Although caffeine may slightly decrease your appetite, it is also a stimulant that prevents you from sleeping. According to Breus, the easiest way to improve sleep quality is to reduce caffeine consumption.

“I do not think it’s okay to drink two, three or four cups of coffee in the morning,” Patel says, “but more suggests that you’re not getting enough sleep because it masks fatigue.” Patel recommends that you not consume caffeine six hours before going to bed.
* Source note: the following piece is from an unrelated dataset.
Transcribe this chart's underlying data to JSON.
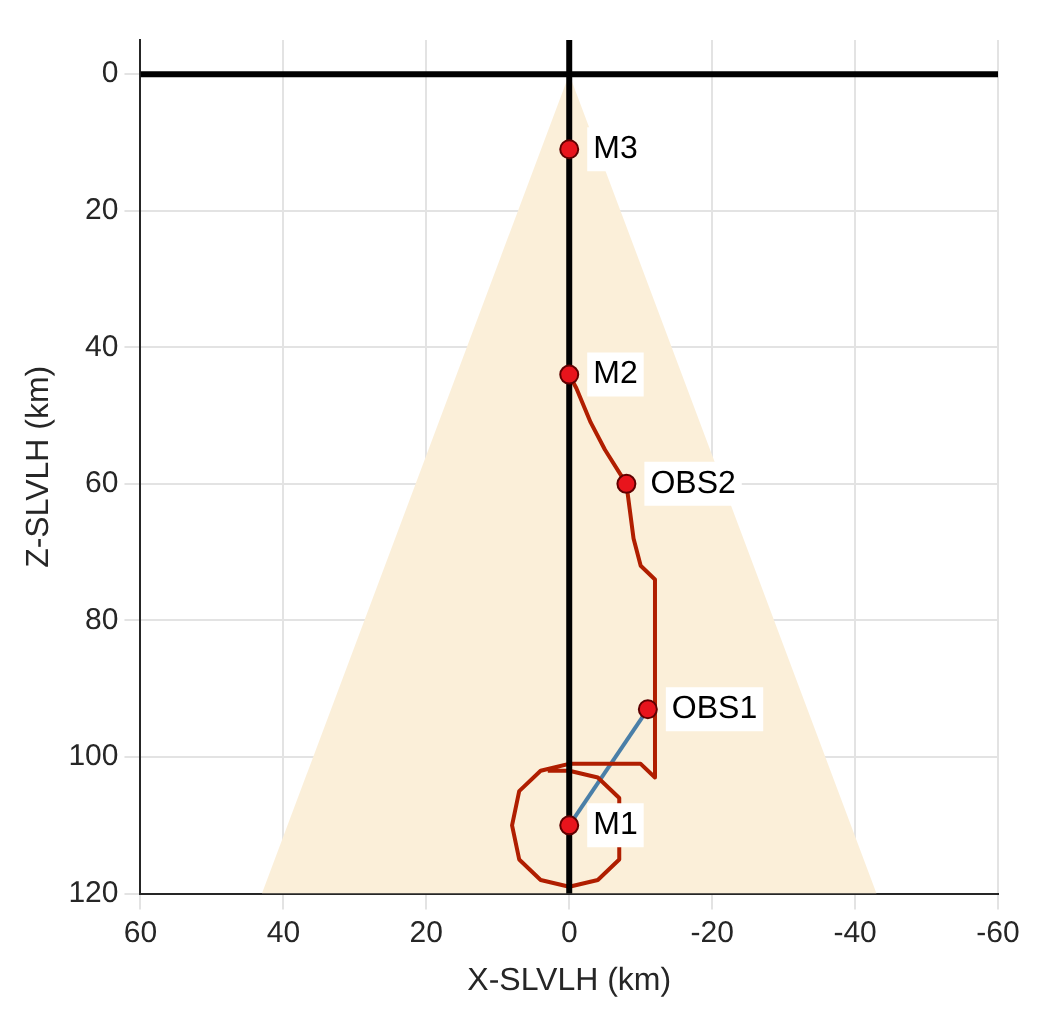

Breus extends it even further, he suggests that you do not take caffeine after 2 pm and limit your daily intake to 250 or 300 mg (about the amount in a couple of cups of coffee).


Sure, the drink makes you sleep, says Patel, but as alcohol is metabolized in your body, you will wake up more frequently, especially in the second half of the night.

“Alcohol is the # 1 sleep aid in the world, but it also interferes with deep, restorative sleep.” Says Breus. That is why he recommends that you do not take more than two alcoholic drinks a day and none within three hours before going to sleep.



OK, you do not need to change your physical activity habits, but even a brief period of exercise ensures a better quality of sleep, according to a National Sleep Foundation survey.

“Doing any type of exercise, even if it is just a walk, will help your sleep quality,” says Breus. And it can even help you lose more weight.